Documentation ¶
Index ¶
- func Annotation(bs []byte) int
- func CleanupStream(in <-chan string, out chan<- *CleanupResult, wn int)
- func IsVirus(data []byte) bool
- func NoParse(data []byte) bool
- func NormalizeHybridChar(bs []byte) []byte
- func StripTags(s string) string
- func UnderscoreToSpace(bs []byte) (bool, error)
- func VirusLikeName(name string) bool
- type CleanupResult
- type Preprocessor
Constants ¶
This section is empty.
Variables ¶
This section is empty.
Functions ¶
func Annotation ¶
Annotation returns index where unparsed part starts. In case if the full string can be parsed, returns returns the index of the end of the input.
func CleanupStream ¶ added in v0.7.0
func CleanupStream(in <-chan string, out chan<- *CleanupResult, wn int)
CleanupStream takes input and output string channels, and feeds output with pipe delimited strings with original name on the left and cleaned up name on the right from the pipe.
func NormalizeHybridChar ¶
NormalizeHybridChar substitutes hybrid chars 'X' or 'x' with the multiplication sign char.
func StripTags ¶ added in v0.7.0
StripTags takes a slice of bytes and returns a string with common tags removed and html entities escaped. It does keep all uncommon tags intact to let parser deal with them.
func UnderscoreToSpace ¶ added in v0.7.0
UnderscoreToSpace takes a slice of bytes. If it finds that the string contains underscores, but not spaces, it substitutes underscores to spaces in the slice. In case if any spaces are present, the slice is returned unmodified.

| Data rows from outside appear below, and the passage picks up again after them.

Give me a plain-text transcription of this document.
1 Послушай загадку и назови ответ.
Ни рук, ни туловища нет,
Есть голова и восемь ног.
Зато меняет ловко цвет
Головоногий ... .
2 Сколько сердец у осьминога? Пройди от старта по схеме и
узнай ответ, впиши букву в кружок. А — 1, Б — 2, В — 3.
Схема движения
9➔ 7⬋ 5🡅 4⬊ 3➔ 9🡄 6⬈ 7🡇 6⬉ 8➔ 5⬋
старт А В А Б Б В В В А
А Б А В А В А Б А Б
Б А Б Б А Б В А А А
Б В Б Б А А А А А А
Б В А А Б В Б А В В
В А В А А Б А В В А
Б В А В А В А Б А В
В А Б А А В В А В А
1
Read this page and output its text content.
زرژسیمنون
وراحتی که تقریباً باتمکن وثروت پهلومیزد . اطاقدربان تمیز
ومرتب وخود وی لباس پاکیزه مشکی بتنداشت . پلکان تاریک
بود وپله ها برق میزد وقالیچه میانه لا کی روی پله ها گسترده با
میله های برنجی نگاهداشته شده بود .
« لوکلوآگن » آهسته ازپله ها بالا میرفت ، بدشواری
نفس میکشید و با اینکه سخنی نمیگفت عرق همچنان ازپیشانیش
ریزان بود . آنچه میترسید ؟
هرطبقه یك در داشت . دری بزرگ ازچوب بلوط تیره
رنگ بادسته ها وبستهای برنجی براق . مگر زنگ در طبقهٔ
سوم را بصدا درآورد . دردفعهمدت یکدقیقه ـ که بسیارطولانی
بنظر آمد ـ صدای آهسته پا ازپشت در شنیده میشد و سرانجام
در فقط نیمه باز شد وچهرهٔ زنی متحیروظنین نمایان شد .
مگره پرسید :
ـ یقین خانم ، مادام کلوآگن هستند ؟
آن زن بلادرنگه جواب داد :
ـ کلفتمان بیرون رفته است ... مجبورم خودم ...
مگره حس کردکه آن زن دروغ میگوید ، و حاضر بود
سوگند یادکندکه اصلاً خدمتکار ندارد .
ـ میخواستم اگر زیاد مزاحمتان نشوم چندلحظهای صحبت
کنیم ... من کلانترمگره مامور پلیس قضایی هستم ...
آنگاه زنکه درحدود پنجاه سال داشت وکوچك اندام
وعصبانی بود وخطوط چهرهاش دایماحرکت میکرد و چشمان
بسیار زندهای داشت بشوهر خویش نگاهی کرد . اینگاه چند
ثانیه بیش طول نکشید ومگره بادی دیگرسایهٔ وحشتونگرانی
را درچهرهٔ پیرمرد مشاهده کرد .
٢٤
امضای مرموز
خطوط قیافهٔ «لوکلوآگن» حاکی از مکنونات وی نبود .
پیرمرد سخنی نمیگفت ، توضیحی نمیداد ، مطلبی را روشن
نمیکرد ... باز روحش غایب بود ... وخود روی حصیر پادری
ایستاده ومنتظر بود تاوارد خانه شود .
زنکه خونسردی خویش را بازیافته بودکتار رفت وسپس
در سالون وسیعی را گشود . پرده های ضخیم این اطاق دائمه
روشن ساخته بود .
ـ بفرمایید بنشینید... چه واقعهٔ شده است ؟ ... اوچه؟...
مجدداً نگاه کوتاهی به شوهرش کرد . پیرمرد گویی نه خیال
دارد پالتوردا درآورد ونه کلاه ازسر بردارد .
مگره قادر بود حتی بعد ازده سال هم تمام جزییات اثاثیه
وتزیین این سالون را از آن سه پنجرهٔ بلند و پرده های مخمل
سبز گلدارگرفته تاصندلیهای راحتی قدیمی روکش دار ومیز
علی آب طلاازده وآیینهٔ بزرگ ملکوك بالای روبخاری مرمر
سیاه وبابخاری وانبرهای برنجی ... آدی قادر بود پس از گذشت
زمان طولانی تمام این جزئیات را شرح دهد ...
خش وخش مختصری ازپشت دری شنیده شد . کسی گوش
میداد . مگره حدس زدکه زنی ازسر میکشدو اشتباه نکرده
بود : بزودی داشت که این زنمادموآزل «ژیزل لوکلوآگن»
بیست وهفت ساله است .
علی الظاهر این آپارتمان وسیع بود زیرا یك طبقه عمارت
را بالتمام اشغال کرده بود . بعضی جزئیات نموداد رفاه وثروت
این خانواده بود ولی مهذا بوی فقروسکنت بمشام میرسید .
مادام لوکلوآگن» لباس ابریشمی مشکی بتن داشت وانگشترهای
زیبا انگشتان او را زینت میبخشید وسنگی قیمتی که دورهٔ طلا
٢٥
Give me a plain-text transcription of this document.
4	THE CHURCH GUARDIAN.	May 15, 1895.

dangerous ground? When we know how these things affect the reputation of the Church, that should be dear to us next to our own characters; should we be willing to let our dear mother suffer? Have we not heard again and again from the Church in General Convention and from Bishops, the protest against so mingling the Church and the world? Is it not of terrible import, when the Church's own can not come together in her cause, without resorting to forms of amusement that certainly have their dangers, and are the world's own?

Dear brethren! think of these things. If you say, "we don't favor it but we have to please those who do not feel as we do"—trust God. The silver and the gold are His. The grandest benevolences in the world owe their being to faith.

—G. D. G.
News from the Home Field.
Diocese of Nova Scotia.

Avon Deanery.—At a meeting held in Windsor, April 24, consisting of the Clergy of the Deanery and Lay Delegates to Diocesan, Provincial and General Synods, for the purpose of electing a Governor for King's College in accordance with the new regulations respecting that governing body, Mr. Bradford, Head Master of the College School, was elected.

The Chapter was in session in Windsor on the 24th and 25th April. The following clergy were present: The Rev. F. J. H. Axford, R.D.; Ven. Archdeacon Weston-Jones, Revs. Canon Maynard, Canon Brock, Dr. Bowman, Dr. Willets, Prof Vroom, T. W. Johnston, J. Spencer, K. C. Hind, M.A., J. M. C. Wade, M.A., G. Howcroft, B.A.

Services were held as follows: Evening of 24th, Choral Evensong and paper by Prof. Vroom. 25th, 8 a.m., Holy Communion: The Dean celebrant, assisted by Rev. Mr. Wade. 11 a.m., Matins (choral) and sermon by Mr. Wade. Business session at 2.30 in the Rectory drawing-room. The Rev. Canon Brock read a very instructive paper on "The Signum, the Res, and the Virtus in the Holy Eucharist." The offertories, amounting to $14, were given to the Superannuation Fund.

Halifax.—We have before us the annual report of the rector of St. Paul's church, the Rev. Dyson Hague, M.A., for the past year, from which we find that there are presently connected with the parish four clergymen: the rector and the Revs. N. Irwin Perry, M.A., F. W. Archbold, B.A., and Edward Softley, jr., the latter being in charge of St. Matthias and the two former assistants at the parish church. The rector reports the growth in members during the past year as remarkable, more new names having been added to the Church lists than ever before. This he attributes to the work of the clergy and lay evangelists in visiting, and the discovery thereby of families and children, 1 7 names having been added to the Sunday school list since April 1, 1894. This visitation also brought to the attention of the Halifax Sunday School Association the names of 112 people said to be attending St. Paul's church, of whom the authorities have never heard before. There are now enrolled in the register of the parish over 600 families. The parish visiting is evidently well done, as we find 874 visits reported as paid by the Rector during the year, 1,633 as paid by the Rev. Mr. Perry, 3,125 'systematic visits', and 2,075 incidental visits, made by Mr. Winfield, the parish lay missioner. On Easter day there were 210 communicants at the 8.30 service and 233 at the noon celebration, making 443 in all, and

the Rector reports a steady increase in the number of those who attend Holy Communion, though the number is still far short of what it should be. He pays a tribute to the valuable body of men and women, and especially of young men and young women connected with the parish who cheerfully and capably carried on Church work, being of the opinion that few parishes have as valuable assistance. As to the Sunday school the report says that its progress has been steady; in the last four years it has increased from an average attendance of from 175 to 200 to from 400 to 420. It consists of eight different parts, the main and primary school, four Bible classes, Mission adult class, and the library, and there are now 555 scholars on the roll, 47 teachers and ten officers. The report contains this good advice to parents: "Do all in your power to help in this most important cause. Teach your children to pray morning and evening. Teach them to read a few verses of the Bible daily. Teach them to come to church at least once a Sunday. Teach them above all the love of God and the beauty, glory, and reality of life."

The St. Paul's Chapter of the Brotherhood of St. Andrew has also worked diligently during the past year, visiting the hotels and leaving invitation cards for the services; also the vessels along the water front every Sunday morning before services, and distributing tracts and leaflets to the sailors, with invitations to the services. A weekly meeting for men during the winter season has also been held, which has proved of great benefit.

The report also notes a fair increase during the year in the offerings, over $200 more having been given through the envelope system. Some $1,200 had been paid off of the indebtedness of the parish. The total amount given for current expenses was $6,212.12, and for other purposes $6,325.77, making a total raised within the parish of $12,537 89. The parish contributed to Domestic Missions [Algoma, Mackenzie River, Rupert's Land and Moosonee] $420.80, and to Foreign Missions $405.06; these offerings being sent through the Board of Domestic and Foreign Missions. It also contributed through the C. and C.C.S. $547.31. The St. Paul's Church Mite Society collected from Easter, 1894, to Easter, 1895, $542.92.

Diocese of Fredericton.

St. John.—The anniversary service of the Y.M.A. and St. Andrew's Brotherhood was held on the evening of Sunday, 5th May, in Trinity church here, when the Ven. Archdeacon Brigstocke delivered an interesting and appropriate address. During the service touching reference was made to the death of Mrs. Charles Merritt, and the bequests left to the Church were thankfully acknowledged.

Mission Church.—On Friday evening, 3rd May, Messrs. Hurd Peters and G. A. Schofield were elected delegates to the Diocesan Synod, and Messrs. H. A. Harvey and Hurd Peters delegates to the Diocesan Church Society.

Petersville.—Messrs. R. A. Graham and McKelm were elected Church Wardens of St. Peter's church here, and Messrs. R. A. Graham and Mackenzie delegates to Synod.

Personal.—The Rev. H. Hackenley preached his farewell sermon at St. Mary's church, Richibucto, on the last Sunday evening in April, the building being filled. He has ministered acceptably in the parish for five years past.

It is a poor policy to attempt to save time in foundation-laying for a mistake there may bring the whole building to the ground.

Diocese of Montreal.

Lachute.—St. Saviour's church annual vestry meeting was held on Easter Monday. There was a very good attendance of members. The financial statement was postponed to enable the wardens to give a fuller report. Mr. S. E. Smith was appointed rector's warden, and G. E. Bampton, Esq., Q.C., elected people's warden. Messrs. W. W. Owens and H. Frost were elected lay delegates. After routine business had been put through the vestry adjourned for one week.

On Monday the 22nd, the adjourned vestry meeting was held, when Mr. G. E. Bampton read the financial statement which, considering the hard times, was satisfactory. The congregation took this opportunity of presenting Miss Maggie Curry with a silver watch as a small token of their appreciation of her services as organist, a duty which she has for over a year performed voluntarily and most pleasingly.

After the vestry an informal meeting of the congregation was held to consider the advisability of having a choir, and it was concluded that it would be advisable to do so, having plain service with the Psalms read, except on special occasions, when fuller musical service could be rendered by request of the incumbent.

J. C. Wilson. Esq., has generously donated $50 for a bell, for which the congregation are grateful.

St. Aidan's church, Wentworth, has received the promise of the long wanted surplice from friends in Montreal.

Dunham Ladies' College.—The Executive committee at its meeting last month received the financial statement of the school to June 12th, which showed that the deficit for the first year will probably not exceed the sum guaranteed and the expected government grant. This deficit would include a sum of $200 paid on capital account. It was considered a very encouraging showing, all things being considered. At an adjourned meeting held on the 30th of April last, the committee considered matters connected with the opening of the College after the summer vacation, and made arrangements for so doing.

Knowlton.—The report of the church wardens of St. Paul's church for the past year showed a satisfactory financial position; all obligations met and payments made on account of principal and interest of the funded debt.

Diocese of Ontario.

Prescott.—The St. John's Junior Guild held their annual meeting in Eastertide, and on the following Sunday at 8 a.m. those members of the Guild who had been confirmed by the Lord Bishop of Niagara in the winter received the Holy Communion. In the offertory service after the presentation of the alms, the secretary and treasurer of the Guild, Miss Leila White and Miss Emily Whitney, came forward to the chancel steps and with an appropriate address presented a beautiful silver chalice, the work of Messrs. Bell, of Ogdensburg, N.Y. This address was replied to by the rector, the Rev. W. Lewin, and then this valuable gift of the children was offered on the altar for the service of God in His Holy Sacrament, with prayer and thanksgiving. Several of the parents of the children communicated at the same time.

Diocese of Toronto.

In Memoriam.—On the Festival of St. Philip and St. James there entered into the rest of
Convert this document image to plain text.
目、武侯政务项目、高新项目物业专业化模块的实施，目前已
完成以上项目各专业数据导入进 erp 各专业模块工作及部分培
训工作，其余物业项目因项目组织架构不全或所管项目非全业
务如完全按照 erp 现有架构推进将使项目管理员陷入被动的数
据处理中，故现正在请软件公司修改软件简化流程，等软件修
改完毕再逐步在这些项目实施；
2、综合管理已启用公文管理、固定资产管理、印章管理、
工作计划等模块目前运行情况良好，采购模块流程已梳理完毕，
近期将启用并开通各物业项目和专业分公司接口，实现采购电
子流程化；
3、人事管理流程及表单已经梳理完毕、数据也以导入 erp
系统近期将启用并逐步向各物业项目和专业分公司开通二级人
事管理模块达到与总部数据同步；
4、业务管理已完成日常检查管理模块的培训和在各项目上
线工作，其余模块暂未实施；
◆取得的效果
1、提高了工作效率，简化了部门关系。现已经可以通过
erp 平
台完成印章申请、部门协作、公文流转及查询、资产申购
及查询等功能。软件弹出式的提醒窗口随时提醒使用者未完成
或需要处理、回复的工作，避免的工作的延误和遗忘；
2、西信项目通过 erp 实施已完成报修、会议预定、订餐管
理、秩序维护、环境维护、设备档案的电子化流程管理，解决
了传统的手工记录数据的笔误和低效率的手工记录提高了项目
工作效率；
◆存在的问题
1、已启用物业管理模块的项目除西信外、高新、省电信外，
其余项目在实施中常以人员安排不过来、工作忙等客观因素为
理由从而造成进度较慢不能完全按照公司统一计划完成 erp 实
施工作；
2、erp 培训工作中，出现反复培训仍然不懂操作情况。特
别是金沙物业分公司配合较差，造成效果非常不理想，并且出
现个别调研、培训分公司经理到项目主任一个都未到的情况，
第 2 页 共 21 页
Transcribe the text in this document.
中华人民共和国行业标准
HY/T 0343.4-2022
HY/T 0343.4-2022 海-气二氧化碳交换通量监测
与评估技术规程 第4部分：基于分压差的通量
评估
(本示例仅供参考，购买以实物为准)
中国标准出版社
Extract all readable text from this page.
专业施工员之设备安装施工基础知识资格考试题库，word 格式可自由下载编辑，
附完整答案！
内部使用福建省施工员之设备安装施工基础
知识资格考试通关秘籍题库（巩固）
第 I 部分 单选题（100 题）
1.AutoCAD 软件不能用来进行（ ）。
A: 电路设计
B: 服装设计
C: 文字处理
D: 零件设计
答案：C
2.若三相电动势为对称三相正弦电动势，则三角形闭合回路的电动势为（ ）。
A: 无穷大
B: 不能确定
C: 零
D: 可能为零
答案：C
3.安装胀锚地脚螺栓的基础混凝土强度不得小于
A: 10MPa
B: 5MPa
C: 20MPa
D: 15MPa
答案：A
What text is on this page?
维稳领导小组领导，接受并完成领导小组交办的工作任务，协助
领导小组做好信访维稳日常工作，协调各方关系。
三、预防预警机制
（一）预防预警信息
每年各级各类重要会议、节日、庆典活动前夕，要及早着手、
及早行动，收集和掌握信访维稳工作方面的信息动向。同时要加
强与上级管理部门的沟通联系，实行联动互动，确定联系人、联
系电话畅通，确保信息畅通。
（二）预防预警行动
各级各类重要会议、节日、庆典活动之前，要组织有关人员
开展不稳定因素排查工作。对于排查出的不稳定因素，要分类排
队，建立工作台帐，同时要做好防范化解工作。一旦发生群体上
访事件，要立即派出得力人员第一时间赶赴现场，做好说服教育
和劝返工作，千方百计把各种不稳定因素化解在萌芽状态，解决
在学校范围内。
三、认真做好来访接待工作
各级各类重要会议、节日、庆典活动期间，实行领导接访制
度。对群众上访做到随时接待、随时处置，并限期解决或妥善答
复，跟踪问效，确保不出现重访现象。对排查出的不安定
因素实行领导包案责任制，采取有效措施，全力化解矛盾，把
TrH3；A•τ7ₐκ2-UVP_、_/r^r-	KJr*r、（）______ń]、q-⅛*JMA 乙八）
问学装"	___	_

func VirusLikeName ¶ added in v0.14.0
Types ¶
type CleanupResult ¶ added in v0.9.0
type Preprocessor ¶
type Preprocessor struct { Virus bool Underscore bool NoParse bool Approximate bool Annotation bool Body []byte Tail []byte }
func Preprocess ¶
func Preprocess(bs []byte) *Preprocessor
Preprocess runs a series of regular expressions over the input to determine features of the input before parsing.